1から10組までの生徒が並んでいてかなりの人数がいる。
3組のあたしは真ん中より左寄りだ。
「ふれあい合宿といっても遊びにきたわけじゃない。規律を守って生活するように。」
長々とした学年主任の話が終ると生徒代表の話がある。
「6組の佐々木 春馬(ささき はるま)。」
教師が呼ぶと6組の方で黒髪の男性が立ち上がった。
遠くからで見えないが美奈子の言っていた人に違いない。
「さくちん、顔見える?」
「見えないよ。」
「美奈の言ってた人だよね?めっちゃ気になる!!」
興奮気味に後ろで麻央が騒いでいる。
「えー、そうかなぁ。」
あたしは振り向くと小首を傾げた。
そして、また前を向こうとしたら松崎君と目があった。
『ばーか。

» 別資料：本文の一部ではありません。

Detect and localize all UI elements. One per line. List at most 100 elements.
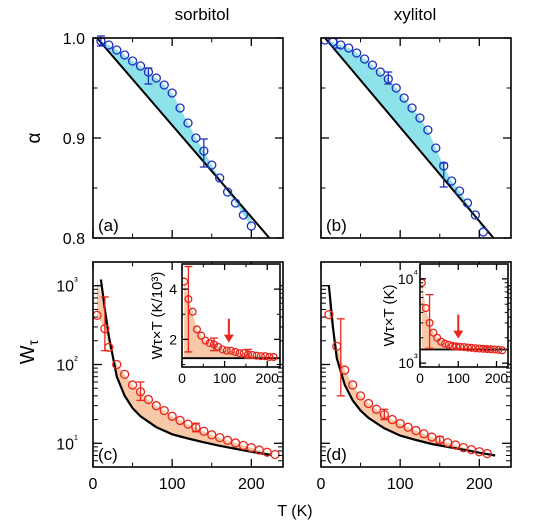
- x-tick-label: 200: [466, 476, 493, 493]
- fit-line: [324, 38, 495, 238]
- data-point: [482, 344, 492, 354]
- data-point: [407, 103, 417, 113]
- data-point: [415, 113, 425, 123]
- inset-x-tick-label: 200: [485, 370, 509, 386]
- data-point: [367, 60, 378, 70]
- arrow-head: [223, 334, 234, 343]
- data-point: [226, 346, 236, 355]
- data-point: [222, 346, 231, 355]
- inset-y-tick-label: 2: [169, 331, 177, 347]
- data-point: [120, 50, 130, 60]
- data-point: [391, 83, 401, 93]
- inset-x-tick-label: 100: [447, 370, 471, 386]
- data-point: [248, 350, 257, 359]
- data-point: [498, 346, 507, 355]
- data-points: [321, 38, 488, 237]
- data-point: [143, 394, 154, 405]
- data-point: [475, 344, 484, 353]
- x-tick-label: 200: [238, 476, 265, 493]
- data-point: [112, 45, 122, 55]
- data-point: [431, 143, 441, 153]
- data-point: [183, 419, 193, 429]
- data-point: [182, 277, 189, 286]
- data-point: [215, 173, 225, 183]
- fit-line: [96, 38, 271, 238]
- inset-y-tick-label: 10³: [398, 352, 418, 371]
- data-point: [151, 73, 161, 83]
- data-point: [344, 43, 354, 53]
- y-tick-label: 10²: [56, 355, 78, 375]
- ylabel-alpha: α: [24, 132, 45, 143]
- inset-frame-d: [419, 263, 509, 368]
- data-point: [135, 61, 146, 71]
- inset-y-tick-label: 10⁴: [398, 268, 419, 287]
- title-xylitol: xylitol: [394, 5, 437, 24]
- inset-y-tick-label: 4: [169, 281, 177, 297]
- data-point: [239, 349, 248, 358]
- data-point: [355, 391, 366, 401]
- shaded-region: [96, 279, 276, 456]
- data-points: [93, 310, 280, 460]
- data-point: [269, 352, 278, 362]
- data-point: [494, 345, 503, 354]
- data-point: [462, 198, 473, 208]
- panel-label-d: (d): [326, 445, 347, 464]
- inset-ylabel: Wτ×T (K/10³): [149, 272, 166, 360]
- data-point: [235, 349, 244, 358]
- inset-x-tick-label: 200: [256, 370, 280, 386]
- inset-ylabel: Wτ×T (K): [381, 285, 398, 347]
- x-tick-label: 100: [159, 476, 186, 493]
- data-points: [182, 277, 278, 362]
- data-point: [403, 422, 413, 432]
- inset-x-tick-label: 0: [416, 370, 424, 386]
- data-point: [482, 448, 492, 459]
- data-point: [252, 351, 261, 360]
- data-point: [230, 198, 241, 208]
- data-point: [167, 88, 177, 98]
- inset-frame-c: [181, 263, 281, 368]
- data-point: [188, 307, 197, 316]
- ylabel-w-tau: Wτ: [17, 339, 41, 364]
- data-point: [395, 418, 405, 429]
- data-point: [191, 133, 201, 143]
- data-point: [399, 93, 409, 103]
- data-point: [261, 352, 270, 361]
- data-point: [452, 342, 461, 351]
- data-point: [419, 429, 429, 439]
- data-point: [222, 187, 233, 197]
- panel-label-b: (b): [326, 216, 347, 235]
- data-point: [159, 80, 169, 90]
- data-point: [159, 405, 169, 416]
- data-point: [215, 432, 225, 443]
- data-point: [197, 331, 206, 340]
- y-tick-label: 10³: [56, 276, 78, 296]
- data-point: [192, 325, 201, 334]
- data-point: [167, 411, 177, 421]
- x-tick-label: 0: [317, 476, 326, 493]
- data-point: [450, 440, 461, 450]
- data-point: [218, 345, 227, 354]
- shared-xlabel: T (K): [277, 503, 312, 520]
- data-point: [470, 210, 481, 220]
- data-point: [363, 398, 374, 409]
- data-point: [127, 380, 138, 390]
- data-point: [351, 48, 362, 58]
- data-point: [454, 186, 465, 196]
- data-point: [359, 54, 370, 64]
- data-point: [151, 401, 161, 411]
- data-points: [96, 38, 256, 231]
- panel-label-c: (c): [98, 445, 118, 464]
- x-tick-label: 100: [387, 476, 414, 493]
- y-tick-label: 1.0: [63, 31, 85, 48]
- shaded-region: [328, 285, 488, 455]
- data-point: [207, 160, 217, 170]
- data-points: [324, 309, 492, 459]
- data-point: [459, 343, 469, 352]
- y-tick-label: 0.8: [63, 231, 85, 248]
- data-point: [471, 344, 480, 353]
- data-point: [446, 176, 457, 186]
- data-point: [423, 125, 433, 135]
- data-point: [490, 345, 499, 354]
- data-point: [120, 369, 130, 379]
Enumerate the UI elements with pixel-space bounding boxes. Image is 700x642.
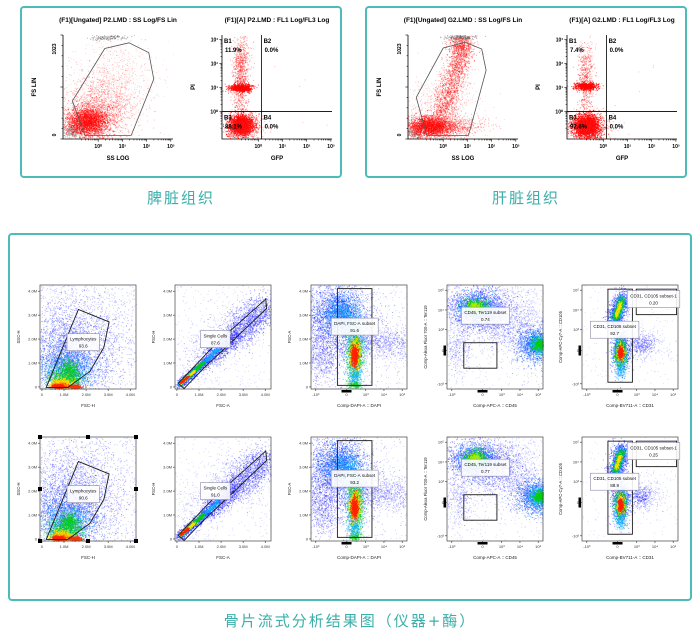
tissue-panels-row: 脾脏组织 肝脏组织 [20, 6, 687, 208]
bone-r2-cd31-cd105-plot [554, 429, 689, 569]
bone-r1-dapi-plot [282, 277, 417, 417]
bone-r2-lymphocytes-plot [11, 429, 146, 569]
bone-row-2 [10, 429, 690, 569]
spleen-scatter-plot [23, 9, 182, 175]
spleen-quadrant-plot [182, 9, 341, 175]
bone-r1-lymphocytes-plot [11, 277, 146, 417]
liver-scatter-plot [368, 9, 527, 175]
bone-r2-cd45-ter119-plot [418, 429, 553, 569]
spleen-block: 脾脏组织 [20, 6, 342, 208]
bone-r2-dapi-plot [282, 429, 417, 569]
bone-r1-cd31-cd105-plot [554, 277, 689, 417]
bone-row-1 [10, 277, 690, 417]
spleen-caption: 脾脏组织 [146, 189, 215, 207]
bone-r2-single-cells-plot [147, 429, 282, 569]
liver-block: 肝脏组织 [365, 6, 687, 208]
liver-quadrant-plot [527, 9, 686, 175]
bone-r1-single-cells-plot [147, 277, 282, 417]
bone-r1-cd45-ter119-plot [418, 277, 553, 417]
bone-block: 骨片流式分析结果图（仪器+酶） [8, 233, 692, 631]
liver-caption: 肝脏组织 [491, 189, 560, 207]
bone-caption: 骨片流式分析结果图（仪器+酶） [223, 612, 477, 630]
bone-panel [8, 233, 692, 601]
liver-panel [365, 6, 687, 178]
spleen-panel [20, 6, 342, 178]
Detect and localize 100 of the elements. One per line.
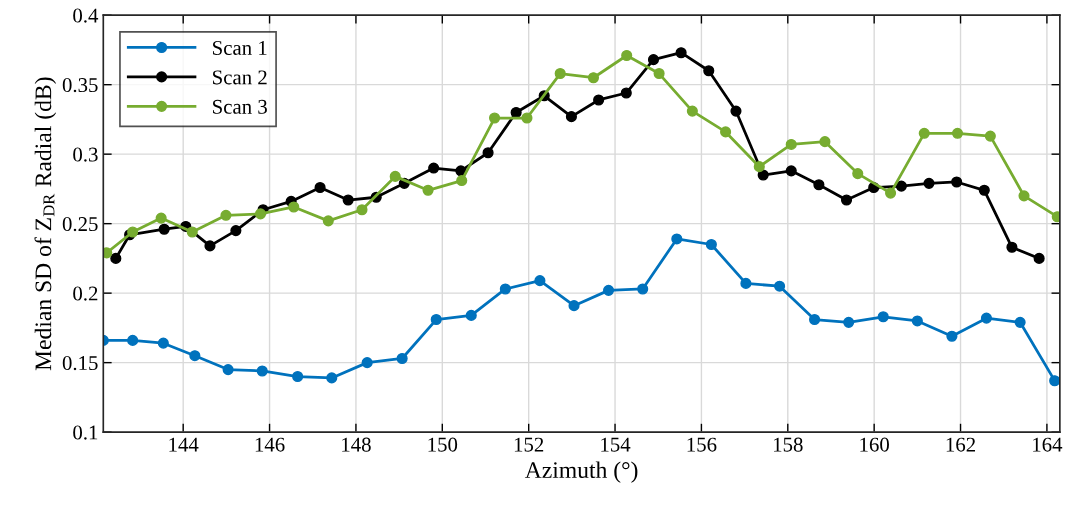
point <box>603 284 615 296</box>
point <box>774 280 786 292</box>
point <box>951 176 963 188</box>
point <box>852 168 864 180</box>
point <box>396 352 408 365</box>
y-tick-label: 0.2 <box>73 286 98 301</box>
point <box>189 350 201 362</box>
x-tick-label: 146 <box>255 437 285 452</box>
point <box>568 300 580 312</box>
x-axis-title: Azimuth (°) <box>524 461 638 483</box>
point <box>819 136 831 148</box>
x-tick-label: 154 <box>601 437 631 452</box>
point <box>204 240 216 252</box>
point <box>465 309 477 321</box>
point <box>587 72 600 84</box>
point <box>342 194 354 206</box>
y-tick-label: 0.15 <box>62 356 98 371</box>
point <box>314 181 326 194</box>
y-axis-title: Median SD of Z$_{DR}$ Radial (dB) <box>34 77 57 371</box>
point <box>946 330 958 342</box>
point <box>637 283 649 295</box>
legend-label: Scan 3 <box>213 99 267 114</box>
point <box>157 337 169 349</box>
y-tick-label: 0.35 <box>62 78 98 93</box>
y-tick-label: 0.3 <box>73 147 98 162</box>
point <box>158 223 170 235</box>
point <box>292 370 304 383</box>
point <box>482 147 494 159</box>
point <box>653 67 665 80</box>
point <box>1014 316 1026 328</box>
point <box>978 184 990 196</box>
point <box>254 208 267 220</box>
point <box>1006 241 1018 253</box>
point <box>951 127 964 139</box>
point <box>499 283 511 295</box>
point <box>186 226 198 238</box>
point <box>877 311 889 323</box>
point <box>895 180 907 192</box>
point <box>322 215 334 227</box>
point <box>620 87 632 99</box>
point <box>813 179 825 191</box>
point <box>984 130 996 142</box>
point <box>361 357 373 369</box>
point <box>428 162 440 174</box>
x-tick-label: 144 <box>169 437 199 452</box>
point <box>222 364 234 376</box>
point <box>1033 252 1045 264</box>
y-tick-label: 0.25 <box>62 217 98 232</box>
point <box>705 238 717 251</box>
point <box>489 112 501 124</box>
x-tick-label: 162 <box>946 437 976 452</box>
point <box>256 365 268 377</box>
point <box>753 161 765 173</box>
point <box>923 177 935 189</box>
point <box>980 312 993 324</box>
point <box>521 112 533 124</box>
legend-label: Scan 2 <box>213 70 267 85</box>
point <box>621 49 633 62</box>
point <box>911 315 923 327</box>
point <box>565 111 577 123</box>
point <box>230 225 242 237</box>
x-tick-label: 158 <box>774 437 803 452</box>
point <box>326 372 338 384</box>
point <box>785 138 797 150</box>
point <box>843 316 855 328</box>
point <box>720 126 732 138</box>
point <box>110 252 122 264</box>
point <box>785 165 797 177</box>
point <box>675 47 687 59</box>
legend-label: Scan 1 <box>213 40 267 55</box>
point <box>456 175 468 187</box>
point <box>288 201 300 213</box>
point <box>809 313 821 326</box>
point <box>554 67 566 80</box>
point <box>356 204 368 216</box>
point <box>703 65 715 77</box>
y-tick-label: 0.4 <box>73 8 99 23</box>
point <box>918 127 930 139</box>
point <box>671 233 683 245</box>
x-tick-label: 150 <box>428 437 458 452</box>
y-tick-label: 0.1 <box>73 425 98 440</box>
x-tick-label: 160 <box>860 437 889 452</box>
x-tick-label: 164 <box>1033 437 1063 452</box>
point <box>103 247 113 259</box>
point <box>740 277 752 289</box>
point <box>840 194 853 206</box>
point <box>430 313 442 326</box>
point <box>220 209 232 221</box>
point <box>422 184 434 196</box>
point <box>1049 375 1060 387</box>
x-tick-label: 148 <box>342 437 371 452</box>
point <box>155 212 167 224</box>
point <box>885 187 897 199</box>
point <box>127 334 139 346</box>
point <box>534 275 546 287</box>
point <box>593 94 605 106</box>
x-tick-label: 156 <box>687 437 717 452</box>
point <box>647 54 660 66</box>
point <box>389 170 401 182</box>
point <box>686 105 698 117</box>
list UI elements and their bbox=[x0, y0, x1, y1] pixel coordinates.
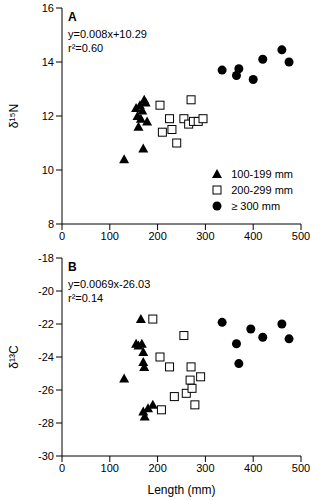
svg-text:δ¹³C: δ¹³C bbox=[8, 345, 21, 369]
svg-text:δ¹⁵N: δ¹⁵N bbox=[8, 104, 21, 128]
svg-text:0: 0 bbox=[59, 462, 65, 474]
svg-text:10: 10 bbox=[42, 164, 54, 176]
svg-text:200: 200 bbox=[148, 462, 166, 474]
svg-text:-30: -30 bbox=[38, 450, 54, 462]
html-text:≥ 300 mm: ≥ 300 mm bbox=[231, 200, 281, 212]
svg-text:200: 200 bbox=[148, 230, 166, 242]
svg-text:300: 300 bbox=[196, 462, 214, 474]
html-text:100-199 mm: 100-199 mm bbox=[231, 168, 293, 180]
svg-text:-24: -24 bbox=[38, 351, 54, 363]
svg-text:300: 300 bbox=[196, 230, 214, 242]
svg-text:-28: -28 bbox=[38, 417, 54, 429]
html-text:r²=0.14: r²=0.14 bbox=[68, 292, 104, 304]
html-text:y=0.008x+10.29: y=0.008x+10.29 bbox=[68, 28, 147, 40]
svg-text:8: 8 bbox=[48, 218, 54, 230]
svg-text:-20: -20 bbox=[38, 285, 54, 297]
svg-text:100: 100 bbox=[101, 230, 119, 242]
svg-text:100: 100 bbox=[101, 462, 119, 474]
svg-text:16: 16 bbox=[42, 2, 54, 14]
html-text:r²=0.60: r²=0.60 bbox=[68, 42, 104, 54]
svg-text:-18: -18 bbox=[38, 252, 54, 264]
svg-text:400: 400 bbox=[244, 462, 262, 474]
svg-text:14: 14 bbox=[42, 56, 54, 68]
svg-text:-22: -22 bbox=[38, 318, 54, 330]
html-text:y=0.0069x-26.03: y=0.0069x-26.03 bbox=[68, 278, 151, 290]
svg-text:12: 12 bbox=[42, 110, 54, 122]
html-text:200-299 mm: 200-299 mm bbox=[231, 184, 293, 196]
svg-text:500: 500 bbox=[292, 462, 310, 474]
svg-text:-26: -26 bbox=[38, 384, 54, 396]
html-text:B: B bbox=[68, 260, 77, 274]
svg-text:400: 400 bbox=[244, 230, 262, 242]
svg-text:500: 500 bbox=[292, 230, 310, 242]
svg-text:Length (mm): Length (mm) bbox=[147, 483, 215, 497]
html-text:A: A bbox=[68, 10, 77, 24]
svg-text:0: 0 bbox=[59, 230, 65, 242]
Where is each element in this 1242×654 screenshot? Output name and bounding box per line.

』
言葉を発してなくても口がそう動いている事が分かる。
むかつく。
あたしは彼をキッと睨み付け前を向いた。
ムカつく
あんな奴大嫌い。
バスの中で言われた事もそうだが、最近彼に嫌がらせされることが多い気がする。
そんなにあたしが嫌いなら関わらないでほしいのに。